CHRONIQUE DE WATHIE
La prochaine élection présidentielle française est officiellement calée pour les 23 avril et 7 mai 2017. Pour de nombreux Français, le duo François Hollande/Manuel Valls vit ses dernières heures aux commandes. A l’instar de Nicolas Sarkozy qu’il a battu, Hollande est parti pour s’en aller après un mandat. Si l’on en croit aux sondages dont les résultats désastreux pour eux se succèdent, le chef de l’Etat français pourrait même ne pas se qualifier au second tour de ladite présidentielle.

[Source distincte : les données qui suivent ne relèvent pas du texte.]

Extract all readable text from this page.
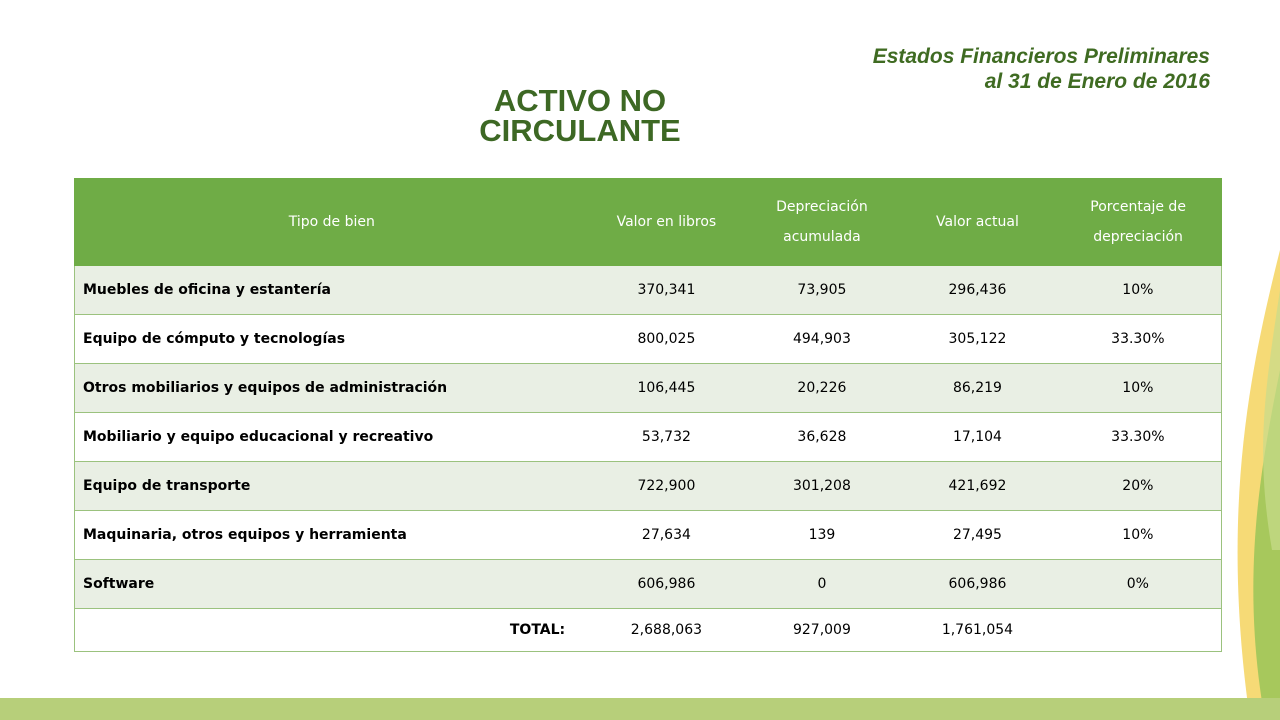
Estados Financieros Preliminares
al 31 de Enero de 2016
ACTIVO NO
CIRCULANTE
Tipo de bien	Valor en libros	Depreciación acumulada	Valor actual	Porcentaje de depreciación
Muebles de oficina y estantería	370,341	73,905	296,436	10%
Equipo de cómputo y tecnologías	800,025	494,903	305,122	33.30%
Otros mobiliarios y equipos de administración	106,445	20,226	86,219	10%
Mobiliario y equipo educacional y recreativo	53,732	36,628	17,104	33.30%
Equipo de transporte	722,900	301,208	421,692	20%
Maquinaria, otros equipos y herramienta	27,634	139	27,495	10%
Software	606,986	0	606,986	0%
TOTAL:	2,688,063	927,009	1,761,054	
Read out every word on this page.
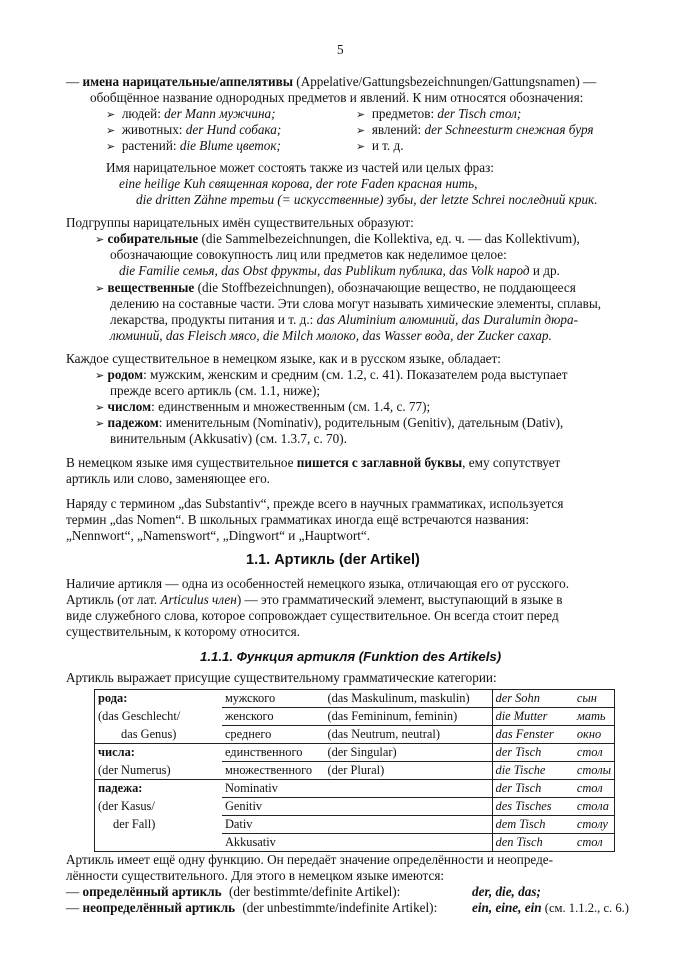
5
— имена нарицательные/аппелятивы (Appelative/Gattungsbezeichnungen/Gattungsnamen) —
обобщённое название однородных предметов и явлений. К ним относятся обозначения:
➢ людей: der Mann мужчина;	➢ предметов: der Tisch стол;
➢ животных: der Hund собака;	➢ явлений: der Schneesturm снежная буря
➢ растений: die Blume цветок;	➢ и т. д.
Имя нарицательное может состоять также из частей или целых фраз:
eine heilige Kuh священная корова, der rote Faden красная нить,
die dritten Zähne третьи (= искусственные) зубы, der letzte Schrei последний крик.
Подгруппы нарицательных имён существительных образуют:
➢ собирательные (die Sammelbezeichnungen, die Kollektiva, ед. ч. — das Kollektivum),
обозначающие совокупность лиц или предметов как неделимое целое:
die Familie семья, das Obst фрукты, das Publikum публика, das Volk народ и др.
➢ вещественные (die Stoffbezeichnungen), обозначающие вещество, не поддающееся
делению на составные части. Эти слова могут называть химические элементы, сплавы,
лекарства, продукты питания и т. д.: das Aluminium алюминий, das Duralumin дюра-
люминий, das Fleisch мясо, die Milch молоко, das Wasser вода, der Zucker сахар.
Каждое существительное в немецком языке, как и в русском языке, обладает:
➢ родом: мужским, женским и средним (см. 1.2, с. 41). Показателем рода выступает
прежде всего артикль (см. 1.1, ниже);
➢ числом: единственным и множественным (см. 1.4, с. 77);
➢ падежом: именительным (Nominativ), родительным (Genitiv), дательным (Dativ),
винительным (Akkusativ) (см. 1.3.7, с. 70).
В немецком языке имя существительное пишется с заглавной буквы, ему сопутствует
артикль или слово, заменяющее его.
Наряду с термином „das Substantiv“, прежде всего в научных грамматиках, используется
термин „das Nomen“. В школьных грамматиках иногда ещё встречаются названия:
„Nennwort“, „Namenswort“, „Dingwort“ и „Hauptwort“.
1.1. Артикль (der Artikel)
Наличие артикля — одна из особенностей немецкого языка, отличающая его от русского.
Артикль (от лат. Articulus член) — это грамматический элемент, выступающий в языке в
виде служебного слова, которое сопровождает существительное. Он всегда стоит перед
существительным, к которому относится.
1.1.1. Функция артикля (Funktion des Artikels)
Артикль выражает присущие существительному грамматические категории:
рода:	мужского	(das Maskulinum, maskulin)	der Sohn	сын
(das Geschlecht/	женского	(das Femininum, feminin)	die Mutter	мать
das Genus)	среднего	(das Neutrum, neutral)	das Fenster	окно
числа:	единственного	(der Singular)	der Tisch	стол
(der Numerus)	множественного	(der Plural)	die Tische	столы
падежа:	Nominativ		der Tisch	стол
(der Kasus/	Genitiv		des Tisches	стола
der Fall)	Dativ		dem Tisch	столу
	Akkusativ		den Tisch	стол
Артикль имеет ещё одну функцию. Он передаёт значение определённости и неопреде-
лённости существительного. Для этого в немецком языке имеются:
— определённый артикль (der bestimmte/definite Artikel):	der, die, das;
— неопределённый артикль (der unbestimmte/indefinite Artikel):	ein, eine, ein (см. 1.1.2., с. 6.)
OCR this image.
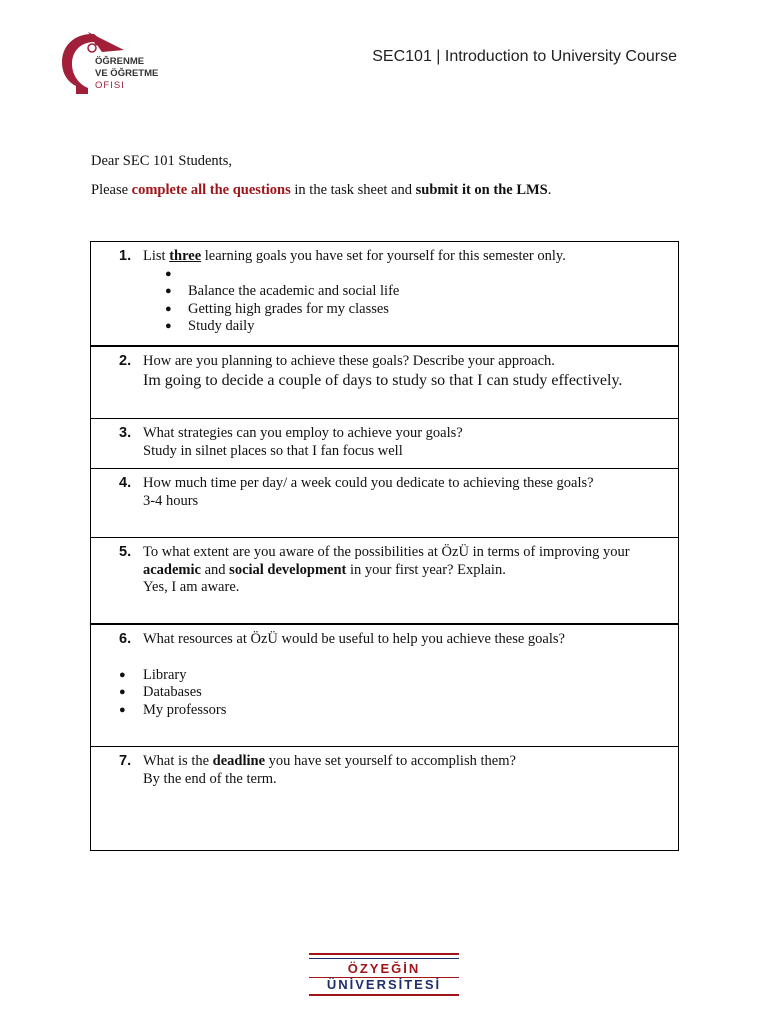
ÖĞRENME
VE ÖĞRETME
OFISI
SEC101 | Introduction to University Course
Dear SEC 101 Students,
Please complete all the questions in the task sheet and submit it on the LMS.
1. List three learning goals you have set for yourself for this semester only.
●
● Balance the academic and social life
● Getting high grades for my classes
● Study daily

2. How are you planning to achieve these goals? Describe your approach.
Im going to decide a couple of days to study so that I can study effectively.

3. What strategies can you employ to achieve your goals?
Study in silnet places so that I fan focus well

4. How much time per day/ a week could you dedicate to achieving these goals?
3-4 hours

5. To what extent are you aware of the possibilities at ÖzÜ in terms of improving your
academic and social development in your first year? Explain.
Yes, I am aware.

6. What resources at ÖzÜ would be useful to help you achieve these goals?
● Library
● Databases
● My professors

7. What is the deadline you have set yourself to accomplish them?
By the end of the term.
ÖZYEĞİN
ÜNİVERSİTESİ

Le 14 septembre dernier, un sondage Ipsos pour «Le Point» renseignait que : « interrogés sur l’action du Président de la République, 15% des sondés se disent satisfaits, soit une baisse de 3 points par rapport au mois d’août. Le Premier ministre enregistre de son côté la même baisse, avec 23% de satisfaits contre 26% le mois dernier ». Une guigne qui a accompagné le président français depuis son élection à la tête de l’Etat, contaminant Manuel Valls qui s’en sortait pourtant plutôt bien en tant que ministre de l’Intérieur.
C’est cette France renfrognée, rabat-joie que Manuels Valls a quitté pour le Sénégal, jamais dépourvu d’une dose d’affection. Pour grandement profiter de la terranga sénégalaise, Manuel engage une valse. Et c’est l’égo des Africains qu’il va fouetter pour davantage faire parler de sa visite. «La France et le Sénégal, c’est 350 années d’histoire commune, une relation unique. Heureux d’être à Dakar ce soir», tweete le chef du gouvernement français qui s’apprêtait à fouler le sol dakarois. Ces quelques mots ont suffi à enflammer la twittosphère. A juste titre. Valls assimile-t-il son manuel ou le fait-il express ? Sinon, entre la France et le Sénégal, c’est plus de 350 ans d’histoire. A moins qu’on ne veuille en tronquer une bonne partie. Même l’adjectif «commune » est à remettre en cause. L’expression «400 ans de domination » ne serait-elle pas plus appropriée et plus proche de la réalité ?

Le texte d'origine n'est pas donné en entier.